A group of Sakimori are sent to Kikuchi Castle, 60 km south of the capital Dazaifu. Kurota, a watchman, has a dream that the city is invaded by Toh and Shiragi soldiers. Three years later, when their service period is nearly complete, a soldier from Kudara who was at the battle of Hakusukinoe dies saving some Sakimori when a building collapses on them. The short film ends by stating that many citizens of Kudara defected to Japan, bringing their technology and culture with them to help create what Japan is now.

===Cast===
- Tōru Emori as Paekche nobleman (as Tooru Emori)
- Renji Ishibashi as Nakatomi-no-Kamatari
- Jinpachi Nezu as Frontier guard
- Ren Osugi as Naka-no-Ooe-no-ōji

==A Woman in the Revolt of the Clans==
Onna kunishū ikki (おんな 国衆一揆, Onna kunishū ikki)
- Runtime: 60 minutes.
- Produced in 2002 by Brooks (Burukkusu) Inc., the Government of Kumamoto-ken, the Government of Mikawa-machi, and the Japan Lottery Association (which provided a grant).
- Production services were provided by Kansai Location Service (KLS) Corporation.
- Filming took place in the Tamana District of Kumamoto, including the grounds of Tanaka Castle in Mikawa-machi.
- Screenplay by Itaru Era.

===Plot===
At the end of the 16th century, Toyotomi Hideyoshi appoints Sassa Narimasa lord of Higo Province.
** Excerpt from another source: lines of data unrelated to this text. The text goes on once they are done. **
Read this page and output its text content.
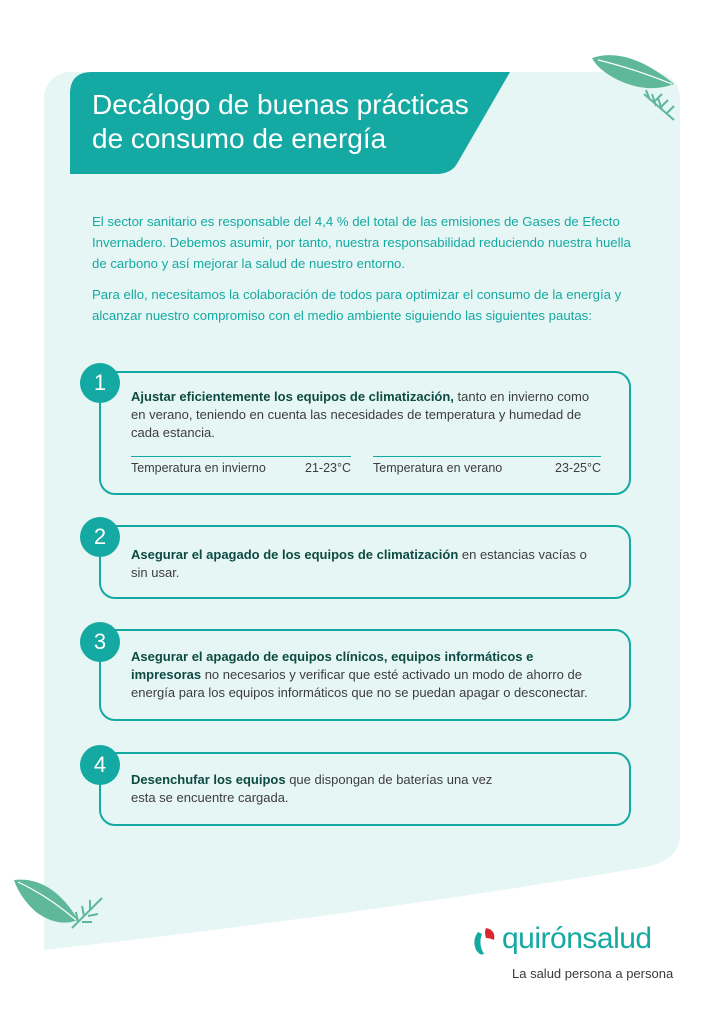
Decálogo de buenas prácticas
de consumo de energía
El sector sanitario es responsable del 4,4 % del total de las emisiones de Gases de Efecto Invernadero. Debemos asumir, por tanto, nuestra responsabilidad reduciendo nuestra huella de carbono y así mejorar la salud de nuestro entorno.
Para ello, necesitamos la colaboración de todos para optimizar el consumo de la energía y alcanzar nuestro compromiso con el medio ambiente siguiendo las siguientes pautas:
Ajustar eficientemente los equipos de climatización, tanto en invierno como en verano, teniendo en cuenta las necesidades de temperatura y humedad de cada estancia.
Temperatura en invierno	21-23°C Temperatura en verano	23-25°C
1
Asegurar el apagado de los equipos de climatización en estancias vacías o sin usar.
2
Asegurar el apagado de equipos clínicos, equipos informáticos e impresoras no necesarios y verificar que esté activado un modo de ahorro de energía para los equipos informáticos que no se puedan apagar o desconectar.
3
Desenchufar los equipos que dispongan de baterías una vez esta se encuentre cargada.
4
quirónsalud
La salud persona a persona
In 1587, Sassa orders a land value inspection of the 52 local clans, breaking an earlier agreement. Chikanaga Kumabe, head of Waifu Castle in the country of Kikuchi, refuses the order. Other clans join with him and together they wage war on Sassa in the Revolt of the Clans. Hideyoshi's army of 200,000 decimates the revolting clans within six months. The final holdouts are the armies of Chikazane Wani and Chikayuki Ebaru, 900 soldiers who hole themselves up in the impregnable Tanaka Castle against Sassa's army of 10,000. As food runs low, Ebaru's wife Yori expresses her wish to die with the castle. Wani's wife Maki says that she will die with him, as does his son. When they learn that the castle will be invaded by Hideyoshi's army the following day, they give Yori the task of sneaking the women and children away to a safe place because she was not born a Wani but rather was captured during a war as a child. After Yori has gone, Ebaru and his men murder Chikamune and his men then take Wani hostage. Maki attempts to kill herself but Yori convinces her to stay alive to perpetuate the clan. Yori finds the slain soldiers and puts on the armor of Chikamune, then rides to the castle and kills Ebaru. The remaining soldiers fight with Wani but are defeated by Sassa's army. Yori later tries to kill Sassa but is shot to death by his soldiers. Sassa is criticized for his handling of the war and commits seppuku at Hideyoshi's instruction.

===Cast===
- Mihoko Abe
- Noriko Aota
- Ayumi Asakura
- Ken'ichi Endō
- Yoshio Harada
- Mie Hata
- Kazuki Kitamura
- Naoto Takenaka
- Yutaka Yokota

==Home video==
The three short films were released together as the anthology film Kumamoto monogatari on July 20, 2002.

==Reception==
Noting that the films were produced as educational content for children, Panos Kotzathanasis of Asian Movie Pulse wrote, "The triptych is of some value, with a number of interesting elements here and there, but in essence, this is a film mostly addressed to children of the area (it actually fulfills its initial purpose to the fullest) and hardcore fans of Miike".